Contingent Fees
Except for large businesses and wealthy individuals, most potential plaintiffs do not have the money to pay the costs associated with litigation. There are third- party payers in law, but they are insurance companies, which usually limit their payments to defense lawyers. Since few people have the resources to hire an attorney on an hourly basis, persons with valid personal injury claims would be denied their day in court if this were the only payment system. This would be an injustice. The solution adopted in the United States is the contingent fee contract. In this arrangement, attorneys take a percentage of the winnings as their fee. The clients make their claims, the attorneys have a chance to earn a fee, and the contingency aspect gives attorneys added incentive to work hard for their clients.
If the lawyer works for a contingent fee, the fee must cover three costs of litigation. The first is the out-of-pocket costs and the salaries for the support personnel in the lawyer’s office. Out-of-pocket costs include filing fees, court reporters, expert witness fees, copying charges, and payments for other goods and services necessary to prosecute a case. The second is the value of the attorney’s time. In a contested malpractice case, the attorney may invest hundreds of hours of work that will never be paid for if the suit is unsuccessful. The third component is economic value of accepting the uncertainty and delay in litigation.

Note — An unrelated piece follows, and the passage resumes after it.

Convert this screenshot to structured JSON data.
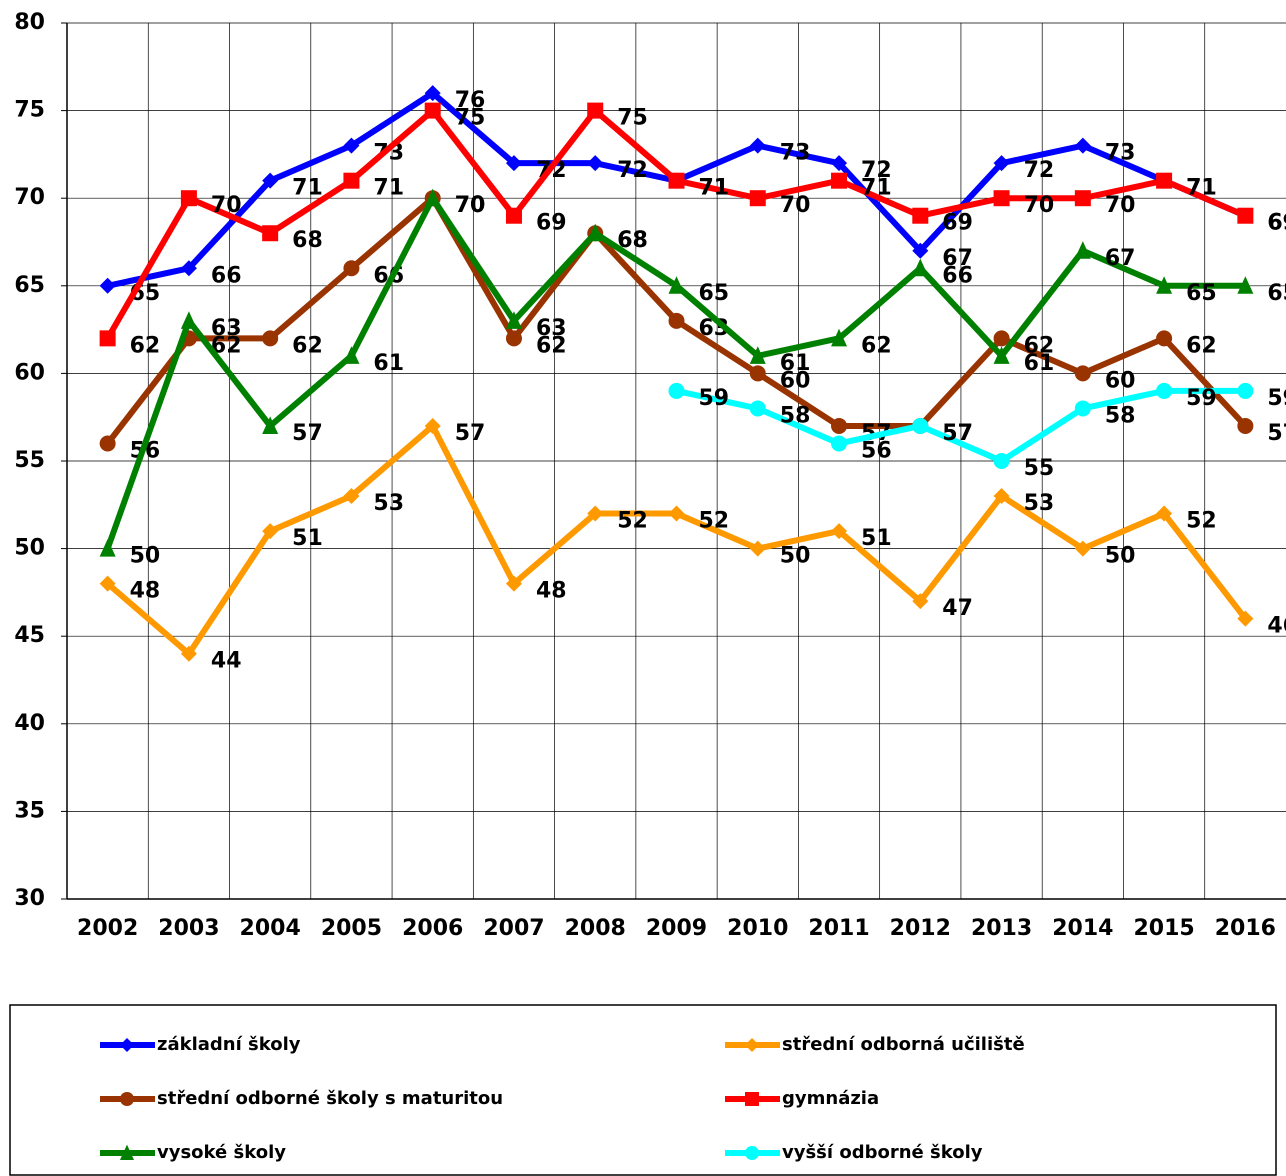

The contingent fee contract provides that the fees will be paid out of the money received from the defendant when a case is won or settled. Most contracts also provide that the attorney will loan the client the money to pay the out-of- pocket expenses of the case. Although the money for these expenses is styled as a loan, few attorneys attempt to collect it from the client if the recovery is less than the expenses in the case. The attorney’s fee is based on a percentage of the gross recovery, without regard to the number of hours actually worked on the case. The fees are typically staged—perhaps 33% if the case is settled without filing a lawsuit, 40% after a lawsuit is filed, and 45% if the case must be defended on appeal. Most cases are settled after the filing of a lawsuit but before the rendering of a judgment by a court. Under this schedule, the attorney would receive 40% of the settlement and would be reimbursed for expenses out of the client’s share.